Around 88,000 people in the U.S die from causes associated with alcoholism every year. This makes it the third most important preventable cause of death.

Long-term alcohol abuse is linked with the following health issues:

Drinking too much alcohol frequently can lead to:

  • liver disease
  • depression
  • pancreatitis
  • damage to the heart muscle, or cardiomyopathy
  • other cardiovascular complications
  • stomach ulcers
  • peripheral neuropathy
  • cancer
  • osteoporosis
  • immune system dysfunction
  • brain and nerve damage
  • mental health issues such as anxiety
  • vitamin deficiencies

It affects almost all bodily systems, so due to it, health problems can occur throughout the body.
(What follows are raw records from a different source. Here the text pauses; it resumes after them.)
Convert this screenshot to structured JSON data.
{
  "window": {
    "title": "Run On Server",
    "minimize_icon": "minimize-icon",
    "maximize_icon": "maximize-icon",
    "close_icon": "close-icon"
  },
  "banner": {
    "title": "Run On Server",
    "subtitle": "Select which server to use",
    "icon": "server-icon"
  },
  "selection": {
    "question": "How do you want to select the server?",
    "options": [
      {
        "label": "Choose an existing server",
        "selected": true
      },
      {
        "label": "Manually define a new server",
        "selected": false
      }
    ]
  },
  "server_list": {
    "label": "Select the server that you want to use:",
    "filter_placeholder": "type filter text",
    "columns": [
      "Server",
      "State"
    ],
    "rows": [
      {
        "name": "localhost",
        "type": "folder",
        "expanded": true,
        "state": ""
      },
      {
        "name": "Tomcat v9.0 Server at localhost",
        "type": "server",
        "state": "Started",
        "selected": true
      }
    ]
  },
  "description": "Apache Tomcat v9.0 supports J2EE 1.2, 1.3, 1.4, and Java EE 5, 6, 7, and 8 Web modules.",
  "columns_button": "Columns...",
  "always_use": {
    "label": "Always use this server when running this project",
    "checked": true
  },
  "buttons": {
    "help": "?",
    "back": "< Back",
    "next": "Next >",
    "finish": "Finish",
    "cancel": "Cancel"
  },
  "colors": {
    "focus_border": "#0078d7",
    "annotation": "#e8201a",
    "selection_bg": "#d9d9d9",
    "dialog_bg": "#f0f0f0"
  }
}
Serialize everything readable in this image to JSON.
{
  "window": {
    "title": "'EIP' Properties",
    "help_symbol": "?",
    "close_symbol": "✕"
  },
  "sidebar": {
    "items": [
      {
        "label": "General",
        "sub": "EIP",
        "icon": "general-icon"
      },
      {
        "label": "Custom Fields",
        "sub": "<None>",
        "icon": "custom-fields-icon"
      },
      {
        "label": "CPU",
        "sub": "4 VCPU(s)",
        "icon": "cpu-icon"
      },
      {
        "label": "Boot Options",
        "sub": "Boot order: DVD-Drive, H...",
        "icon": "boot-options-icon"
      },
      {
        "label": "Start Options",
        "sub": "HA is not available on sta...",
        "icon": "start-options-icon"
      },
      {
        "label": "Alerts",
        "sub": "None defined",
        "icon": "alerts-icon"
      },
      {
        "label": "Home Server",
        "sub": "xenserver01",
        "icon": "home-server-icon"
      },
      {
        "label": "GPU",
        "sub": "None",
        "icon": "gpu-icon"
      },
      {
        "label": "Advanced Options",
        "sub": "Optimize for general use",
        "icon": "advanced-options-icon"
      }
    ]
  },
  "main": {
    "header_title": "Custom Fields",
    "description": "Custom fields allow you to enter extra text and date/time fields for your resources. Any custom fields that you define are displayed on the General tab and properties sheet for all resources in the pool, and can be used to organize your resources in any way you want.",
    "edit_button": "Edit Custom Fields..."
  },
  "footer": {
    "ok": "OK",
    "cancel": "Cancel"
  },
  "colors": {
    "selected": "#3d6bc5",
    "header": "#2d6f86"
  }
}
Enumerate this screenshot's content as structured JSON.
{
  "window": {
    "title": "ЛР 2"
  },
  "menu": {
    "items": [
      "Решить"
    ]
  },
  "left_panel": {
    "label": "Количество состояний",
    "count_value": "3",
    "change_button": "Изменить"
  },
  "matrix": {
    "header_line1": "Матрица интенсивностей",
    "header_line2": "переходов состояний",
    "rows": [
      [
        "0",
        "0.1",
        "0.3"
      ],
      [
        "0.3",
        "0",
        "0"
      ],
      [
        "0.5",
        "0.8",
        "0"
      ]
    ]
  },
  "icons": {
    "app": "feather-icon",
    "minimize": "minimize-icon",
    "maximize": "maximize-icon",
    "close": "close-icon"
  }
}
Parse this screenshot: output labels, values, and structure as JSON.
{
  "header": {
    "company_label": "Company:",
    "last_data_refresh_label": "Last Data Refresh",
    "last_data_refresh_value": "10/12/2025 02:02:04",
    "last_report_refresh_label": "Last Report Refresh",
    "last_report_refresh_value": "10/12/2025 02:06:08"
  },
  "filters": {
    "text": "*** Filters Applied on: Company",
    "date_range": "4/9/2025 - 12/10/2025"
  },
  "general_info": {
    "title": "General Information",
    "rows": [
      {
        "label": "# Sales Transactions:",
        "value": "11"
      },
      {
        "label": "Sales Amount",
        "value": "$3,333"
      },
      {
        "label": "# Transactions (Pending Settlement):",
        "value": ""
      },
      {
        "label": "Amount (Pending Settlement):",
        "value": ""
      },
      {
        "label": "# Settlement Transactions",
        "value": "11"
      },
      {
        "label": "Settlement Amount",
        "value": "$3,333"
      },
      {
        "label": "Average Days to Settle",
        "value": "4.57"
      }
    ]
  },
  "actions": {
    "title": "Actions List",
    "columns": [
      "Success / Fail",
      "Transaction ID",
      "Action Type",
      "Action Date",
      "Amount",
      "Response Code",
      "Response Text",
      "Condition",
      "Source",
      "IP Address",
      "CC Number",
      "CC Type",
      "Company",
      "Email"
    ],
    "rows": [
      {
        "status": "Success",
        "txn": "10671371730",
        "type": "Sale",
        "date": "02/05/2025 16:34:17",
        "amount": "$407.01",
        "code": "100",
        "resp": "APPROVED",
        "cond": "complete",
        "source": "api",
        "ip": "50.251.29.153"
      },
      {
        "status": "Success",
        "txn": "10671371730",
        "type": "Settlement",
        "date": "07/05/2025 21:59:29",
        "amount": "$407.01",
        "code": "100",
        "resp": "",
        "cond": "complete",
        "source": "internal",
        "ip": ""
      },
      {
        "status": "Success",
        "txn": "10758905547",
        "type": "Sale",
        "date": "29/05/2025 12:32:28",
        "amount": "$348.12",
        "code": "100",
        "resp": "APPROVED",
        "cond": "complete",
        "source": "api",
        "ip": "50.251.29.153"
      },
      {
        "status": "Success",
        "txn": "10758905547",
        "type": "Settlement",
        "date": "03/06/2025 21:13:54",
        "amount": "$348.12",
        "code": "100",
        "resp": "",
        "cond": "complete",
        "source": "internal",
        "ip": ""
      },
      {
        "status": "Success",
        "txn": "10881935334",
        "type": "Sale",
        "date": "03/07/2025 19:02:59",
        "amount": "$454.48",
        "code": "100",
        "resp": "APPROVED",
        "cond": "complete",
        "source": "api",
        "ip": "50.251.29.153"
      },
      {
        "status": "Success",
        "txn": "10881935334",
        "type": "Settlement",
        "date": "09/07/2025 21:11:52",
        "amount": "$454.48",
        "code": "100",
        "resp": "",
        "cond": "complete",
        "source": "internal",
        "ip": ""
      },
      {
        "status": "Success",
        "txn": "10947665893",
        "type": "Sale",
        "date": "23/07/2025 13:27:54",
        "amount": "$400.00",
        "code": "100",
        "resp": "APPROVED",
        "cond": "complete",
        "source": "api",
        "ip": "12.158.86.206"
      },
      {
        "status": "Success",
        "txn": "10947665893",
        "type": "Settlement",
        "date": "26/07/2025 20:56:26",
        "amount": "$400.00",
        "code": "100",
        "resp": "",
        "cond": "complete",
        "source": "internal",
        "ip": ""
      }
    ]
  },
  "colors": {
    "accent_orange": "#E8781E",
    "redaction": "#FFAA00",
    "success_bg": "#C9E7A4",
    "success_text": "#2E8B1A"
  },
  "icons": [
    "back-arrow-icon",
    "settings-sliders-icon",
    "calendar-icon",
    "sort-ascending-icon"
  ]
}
Research demonstrates that women who use more than is recommended daily tend to have nerve damage, cardiomyopathy, and liver disease after a few years than men for the same drinking.

If a woman drinks it during pregnancy, this can result in fetal alcohol syndrome (FAS) in the newborn.

The symptoms in the child can be similar to those of ADHD.

Addiction and withdrawal

If a person drinks large amounts of alcohol habitually, their tolerance can enhance, and the body needs more alcohol to achieve the preferred effect.

As the body adjusts to the existence of the drug, addiction and dependency can result. If drinking stops suddenly, the person may face withdrawal symptoms.

Alcohol addiction is a condition characterized by a tough craving for it, and constant use despite a negative influence on health, ability to work, and interpersonal relationships.

Symptoms of withdrawal mostly appear between 4 and 72 hours after reducing intake or after the last drink. They may be greatest at about 48 hours and last up to five days.

They may include:

  • anxiety
  • mild tremors
  • insomnia
  • depressed mood

Many addicts will take a drink to control the discomfort of withdrawal.

Alcohol

In more difficult cases, the person may have “the DTs”, or Delirium tremens.

This condition involves:

  • changes in mental status or hallucinations
  • confusion
  • body tremors (shaking)
  • extreme sleepiness
  • seizures that can result in death

Delirium tremens are a medical disaster.

Treatment:

Anyone with alcohol dependence who desires to leave drinking should search for professional medical care or a drug treatment center focusing on safe alcohol detoxification.